No sé si es el calor del verano que obnubila el cerebro o que socialmente nos estamos volviendo intransigentes, sectarios, fanáticos, intolerantes y presos de todas las fobias habidas y por haber, lo cierto es que no pasa un solo día sin que conozcamos uno o varios episodios de violencia que ponen los pelos como escarpias. Violencia de tipo sexual que se perpetra contra mujeres y niñas por españolitos de Sevilla o de Valencia, francesitos de París, inglesitos de Londres, moritos de Marruecos. Dice una persona a la que mucho admiro, "como si quieren ser de Villanubla". La única etiqueta válida es la de violador, la de agresor sexual. El origen es lo de menos.

Están desatados. Estos y los que hacen de la homofobia una cuestión de honor. Mire usted, comienzo por decir que, desde hace muchos años, tengo un buen número de amigos homosexuales, me gusta más esta palabra que la de 'gay' y mucho más que esa otra palabra de 'maricón de mierda' que está en boca de todos los que tienen la patada y el insulto a punto. Son gente encantadora, educada, maravillosa con cuya amistad me honran y de la que presumo abiertamente. No me gusta que los miren de otra manera y mucho menos que los traten con desprecio, ni siquiera con displicencia y obviamente, que no los insulten porque en ese momento me pongo enfrente y enfrentada al maldiciente.
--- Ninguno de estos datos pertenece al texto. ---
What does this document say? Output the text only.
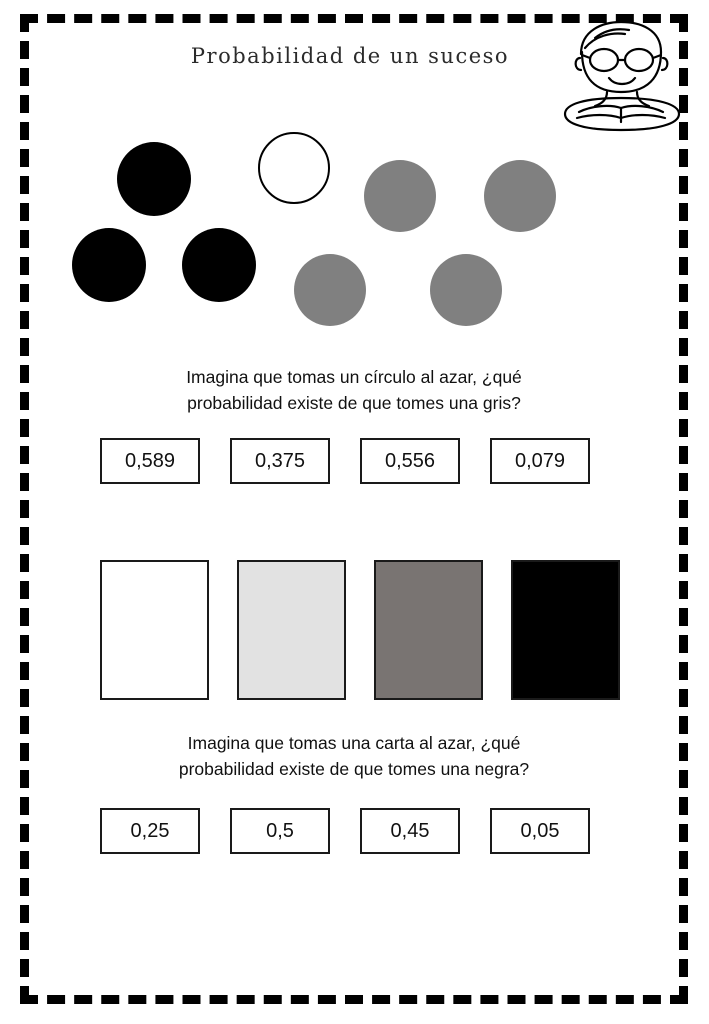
Probabilidad de un suceso
Imagina que tomas un círculo al azar, ¿qué
probabilidad existe de que tomes una gris?
0,589	0,375	0,556	0,079
Imagina que tomas una carta al azar, ¿qué
probabilidad existe de que tomes una negra?
0,25	0,5	0,45	0,05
No se entiende muy bien que a estas alturas de democracia o puede que no democracia, que a estas alturas de siglo, ¡estamos en el XXI!, haya gente que se permita esperar a la salida de un cine, de su casa, de una discoteca o de un restaurante, a uno o varios homosexuales, para propinarles una paliza de muerte al grito de "puto maricón". Yo no creo que esta gente vaya metiéndose con nadie, gritando "puto heterosexual" o provocando al personal para que se tomen su presencia a la tremenda. Qué quieren algunos, ¿encerrarlos en guetos y dejar que se pudran? Mire usted a quienes hay que encerrar hasta que se pudran es a los agresores sexuales. Lamentablemente estos siguen saliendo.

Me parece una salvajada que un grupo de jóvenes, ¿una manada?, esperara a un joven italiano y su pareja a la salida de una discoteca en Valencia, los insultaran gravemente, acorralaran a la víctima, la redujeran y comenzaran a propinarle golpes donde pillaban, fundamentalmente en la cara que se la quedaron como la del ecce homo. Estos episodios se repiten con demasiada asiduidad, convierten a España en un país de intolerantes. Esto ya es peor que el Bronx y Hill Street. En la realidad no hay superpolis que persiguen a los agresores hasta darles caza, manteniendo a raya a estas 'maras' nacionales. Entre los de fuera y los de dentro, hay una caterva de salvajes urbanos y de autopista sobre los que debe caer todo el peso de la ley.

Rematadamente mal el que agrede y muy mal el que consiente, el que actúa de forma pasiva, el que se queda a mirar sin llamar a la policía. Sé que intervenir supone llevarse, a lo mejor, un mamporro, pero, ya digo, se puede llamar a la Policía, se pueden hacer muchas cosas a lo mejor no para impedir, pero sí para minimizar la agresión. Siento vergüenza. Esto no me parece España. Los españoles no sé si no somos o no éramos así, de esa forma. En el mundo nos tienen que conocer y reconocer por los valores que nos enorgullecen a todos, no por estos episodios denigrantes. Encima, la tienen tomada con los más débiles. Porque personas como el italiano agredido, suelen ser perceptivos. Ni las bufonadas del 'orgullo gay' que no ayudan a normalizar las cosas, ni salvajadas como esta que dicen muy poco de un país tolerante y avanzado.